Every year April 7 is observed as the World Health Day. This year too it was observed with enthusiasm in Nepal by all those institutions working in the health sector with a slogan “make every mother and child count.”

The World Health Organisation spent a lot of money in organising seminars in Kathmandu. Though such a move is welcome, the reality facing rural women in Nepal is different. Say in Jumla, many women die during pregnancy because they cannot afford to go for expensive health services. But in Kathmandu, policy-makers and donors spend thousand of rupees for their cause in five star hotels and preaching lofty slogans to save the lives of mothers

and children.

Had the money been provided to the rural women instead of organising talk programmes, some lives would have been saved.

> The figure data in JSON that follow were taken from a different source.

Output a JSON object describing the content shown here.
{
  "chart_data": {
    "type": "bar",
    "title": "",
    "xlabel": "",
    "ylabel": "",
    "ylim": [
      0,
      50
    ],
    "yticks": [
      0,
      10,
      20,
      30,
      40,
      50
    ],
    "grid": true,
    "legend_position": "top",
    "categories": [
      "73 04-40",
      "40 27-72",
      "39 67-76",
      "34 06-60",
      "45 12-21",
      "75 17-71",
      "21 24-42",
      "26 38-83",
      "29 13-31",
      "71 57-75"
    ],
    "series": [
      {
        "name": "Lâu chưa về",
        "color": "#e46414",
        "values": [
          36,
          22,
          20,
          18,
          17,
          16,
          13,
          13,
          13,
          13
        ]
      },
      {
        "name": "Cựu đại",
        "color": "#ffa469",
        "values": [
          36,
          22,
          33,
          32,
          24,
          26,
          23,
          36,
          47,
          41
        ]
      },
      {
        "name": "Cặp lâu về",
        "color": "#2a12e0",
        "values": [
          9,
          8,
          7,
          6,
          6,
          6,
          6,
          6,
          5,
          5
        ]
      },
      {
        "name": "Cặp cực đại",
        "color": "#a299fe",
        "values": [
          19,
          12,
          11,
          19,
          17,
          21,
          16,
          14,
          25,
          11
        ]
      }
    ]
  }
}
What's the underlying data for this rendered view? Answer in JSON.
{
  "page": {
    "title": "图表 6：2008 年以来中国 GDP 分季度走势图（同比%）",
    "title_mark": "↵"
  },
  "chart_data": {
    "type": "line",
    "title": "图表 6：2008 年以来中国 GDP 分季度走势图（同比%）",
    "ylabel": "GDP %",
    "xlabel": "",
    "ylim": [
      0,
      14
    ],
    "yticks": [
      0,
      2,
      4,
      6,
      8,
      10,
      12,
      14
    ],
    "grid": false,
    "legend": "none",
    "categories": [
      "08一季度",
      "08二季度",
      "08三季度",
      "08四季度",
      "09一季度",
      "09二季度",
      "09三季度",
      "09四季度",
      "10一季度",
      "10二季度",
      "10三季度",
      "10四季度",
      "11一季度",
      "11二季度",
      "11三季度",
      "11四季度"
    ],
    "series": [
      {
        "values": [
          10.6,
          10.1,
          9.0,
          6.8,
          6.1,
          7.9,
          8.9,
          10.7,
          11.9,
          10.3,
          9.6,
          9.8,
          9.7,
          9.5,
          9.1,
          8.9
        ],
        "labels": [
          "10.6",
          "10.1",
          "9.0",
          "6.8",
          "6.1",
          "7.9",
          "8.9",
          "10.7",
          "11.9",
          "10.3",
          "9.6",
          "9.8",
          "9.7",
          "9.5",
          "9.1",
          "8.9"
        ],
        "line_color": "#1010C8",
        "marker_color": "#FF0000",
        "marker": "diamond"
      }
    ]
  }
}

If any organisation wants to really help those women and

children, it should reach the poor and marginalised women directly.

Sanjeev Raj Neupane, Institute of Medicine, Maharajgunj

Be fair

This is in reference to the news “CIAA order to halt TU vivas” published in THT on April 9. Thanks to the CIAA, we can now hope a fair viva result and also an improvement in

Tribhuvan University’s services. A whole lot of us feel that the CIAA would do justice if it were to investigate the recently published results of 12 lecturers in the TU’s faculty of management. We request the CIAA to investigate the written exam sheets of those candidates and ensure that there was no abuse of authority.

Kamal Mainali, Kathmandu


I am a regular reader of THT. I recently read the news about Spinal Injury Rehabilitation Centre organising the second golf tournament where it was mentioned that the designer of the trophy was Subhas Rai. This, however, is not true because I designed it.

Bilash Rai, via e-mail


As soon as the SLC examination is over, the media has been flooded with attractive advertisements of private colleges and institutions, as they now want to lure the students in the name of further education. But not all of them are good institutions or have devoted teachers who actually care about doing a service to students or help build the latter’s lives. How is it that although the job market is shrinking and industrial and other

business sectors are trailing, these institutions are doing good business? This is because many of them are cheating the students. Also, many of the advertisements say that these colleges offer scholarships, and that they have received affiliation with foreign universities. But when the students do get admitted the reality facing them is often different.

The Ministry of Education and other concerned agencies should check the growth of

illegal and fake educational institutions in the country.

So far, a lot of illegal institutes are reported to be operating in Kathmandu alone.

The Ministry has to monitor these colleges properly on the basis of rightful but strong

regulations. Else, many of such institutions who have been swindling students and

their parents will continue to cheat.

Those caught should be duly punished for their misdeed so that others learn a lesson from it. The cheaters should not be allowed to go unpunished.